Незнакомка спрятала лицо в ладонях и расплакалась. Даниэль надеялся, что слезы облегчат страдания, и тем временем смущенно и растерянно представлял, как исполнит твердое намерение и приведет девушку на Парк-лейн. Конечно, трудно найти человека добрее и мягче леди Мэллинджер, но вполне вероятно, что ее не окажется дома. Деронда с содроганием представил лакея, высокомерно рассматривающего эту хрупкую печальную девушку; излишне яркий свет; великолепную лестницу; ледяную подозрительность горничной и экономки, способную испугать, однако ему и в голову не приходило отвезти бедняжку в какое-то другое место. Эта мысль тем более беспокоила его, что ответственность за судьбу девушки была более тяжкой, сильной и волнующей, чем впечатление, которое произвело на Даниэля это жалкое создание. Спустя несколько мгновений в голову пришел другой вариант: попытаться устроить незнакомку под опеку миссис Мейрик, в маленьком доме которой он бывал достаточно часто после возвращения из-за границы, и не сомневался в щедрости романтичных сердец, готовых поверить в невинную искренность горя и бескорыстно помочь. Ганс Мейрик благополучно путешествовал по Италии, так что Деронда не стеснялся появиться вместе со своей подопечной в доме, где его встретили бы добрейшая матушка и три девочки, не знающие иного зла, кроме представленного в исторических романах и драмах. Прелестную еврейку они сразу нарекут Ребеккой, как зовут героиню романа «Айвенго», и решат, что, исполняя просьбу Деронды, действуют во благо своего идола и кумира, Ганса. Представив дом в Челси, Деронда больше не сомневался в верности принятого решения.
После тишины водной глади тряская поездка в наемном экипаже показалась особенно долгой. К счастью, после приступа рыданий подопечная утихла и стала послушной, как утомленный ребенок. Сняв шляпу и откинувшись на спинку сиденья, она задремала, и очаровательная головка поникла, безвольно раскачиваясь из стороны в сторону.
«Они слишком добры, чтобы побояться ее принять», – думал Деронда. Всем своим существом – тихим робким голосом, утонченной внешностью – девушка взывала к доверию и сочувствию. И все же что за история привела ее к нынешнему бедственному положению?
Даниэлю предстояло исполнить странную миссию: вымолить приют для неведомой бродяжки.
Этим вечером он почувствовал, что стал старше и вступил в новую фазу жизни: ему удалось спасти человека, – но как убедиться, что освобождение из лап смерти означает спасение?
Глава VIII
В доме миссис Мейрик царила тишина: окна парадной части гостиной смотрели на реку, а окна приватной половины выходили в сад, так что, когда хозяйка читала вслух дочерям, небольшую комнату, где горели две свечи и лампа, было легко проветрить. Свечи стояли на столе для Кейт, которая рисовала иллюстрации по заказу издательства, а лампа предназначалась не только для чтения, но и для вышивания: Эми и Мэб украшали атласные наволочки, предназначенные на продажу.

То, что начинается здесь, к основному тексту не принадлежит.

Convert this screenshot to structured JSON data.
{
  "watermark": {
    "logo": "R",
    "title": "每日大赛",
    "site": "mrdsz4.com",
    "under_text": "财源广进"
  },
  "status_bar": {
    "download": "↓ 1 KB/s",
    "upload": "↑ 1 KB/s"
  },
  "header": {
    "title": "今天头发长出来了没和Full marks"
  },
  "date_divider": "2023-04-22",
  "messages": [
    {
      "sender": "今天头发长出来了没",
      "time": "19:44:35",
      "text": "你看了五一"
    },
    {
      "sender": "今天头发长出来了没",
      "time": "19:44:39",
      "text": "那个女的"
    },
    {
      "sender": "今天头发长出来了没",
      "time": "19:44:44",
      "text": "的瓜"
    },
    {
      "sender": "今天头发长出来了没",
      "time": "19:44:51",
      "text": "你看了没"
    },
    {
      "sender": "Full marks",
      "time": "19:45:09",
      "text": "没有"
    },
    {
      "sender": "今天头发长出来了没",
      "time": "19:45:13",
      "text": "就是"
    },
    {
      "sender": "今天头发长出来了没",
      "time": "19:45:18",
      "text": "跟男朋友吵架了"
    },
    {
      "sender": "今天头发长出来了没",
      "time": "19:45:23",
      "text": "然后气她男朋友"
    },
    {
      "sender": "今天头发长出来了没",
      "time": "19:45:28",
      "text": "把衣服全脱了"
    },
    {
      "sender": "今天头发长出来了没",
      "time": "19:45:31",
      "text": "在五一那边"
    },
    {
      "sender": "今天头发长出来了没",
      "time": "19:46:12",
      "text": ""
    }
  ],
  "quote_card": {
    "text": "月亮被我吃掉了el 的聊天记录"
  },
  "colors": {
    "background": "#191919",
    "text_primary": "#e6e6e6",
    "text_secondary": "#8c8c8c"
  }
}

С улицы дом выглядел маленьким и бедным, однако приятно было осознавать, что многие неприглядные скромные жилища туманного Лондона были и по сей день остаются убежищами изящного, лишенного вульгарности вкуса. Дом Мейриков был наполнен давно знакомыми, родными предметами, неизменно остававшимися на своих местах. Самой миссис Мейрик эти вещи напоминали время молодости и первых лет счастливого замужества, а детям казались такой же неизменной и не подлежащей критике частью мира, как заглядывавшие в окна звезды Большой Медведицы. Миссис Мейрик многим пожертвовала ради возможности сохранить любимые мужем гравюры, и ее дети изучали историю по картинам и портретам, развешанным в их комнатах. Стулья и столы также воспринимались как давние друзья и не требовали замены. И все же в маленьких комнатах, где оценщикам нечего было бы описать, кроме гравюр и фортепиано, протекала разнообразная жизнь, в которой находилось место для музыки, живописи и поэзии, хотя вряд ли можно с уверенностью утверждать, что в период крайней бедности (пока Кейт не получила прилично оплачиваемую работу) леди могли нанять служанку, чтобы та разжигала огонь в камине и подметала пол.
Мать и дочери были связаны тройными узами: семейной любовью, восхищением идеалами и трудолюбием. Все четверо дружно отвергли желание Ганса потратить часть своих денег на дополнительную роскошь и удобство для семьи, тем самым дав ему возможность заниматься живописью, не бросая университета. Привычная жизнь вполне их устраивала, а поездки в оперу (на галерку) во время кратких визитов Ганса казались пределом мечтаний.
Увидев эту счастливую семью, собравшуюся сегодня вечером в гостиной, никто не пожелал бы ей жизненных перемен.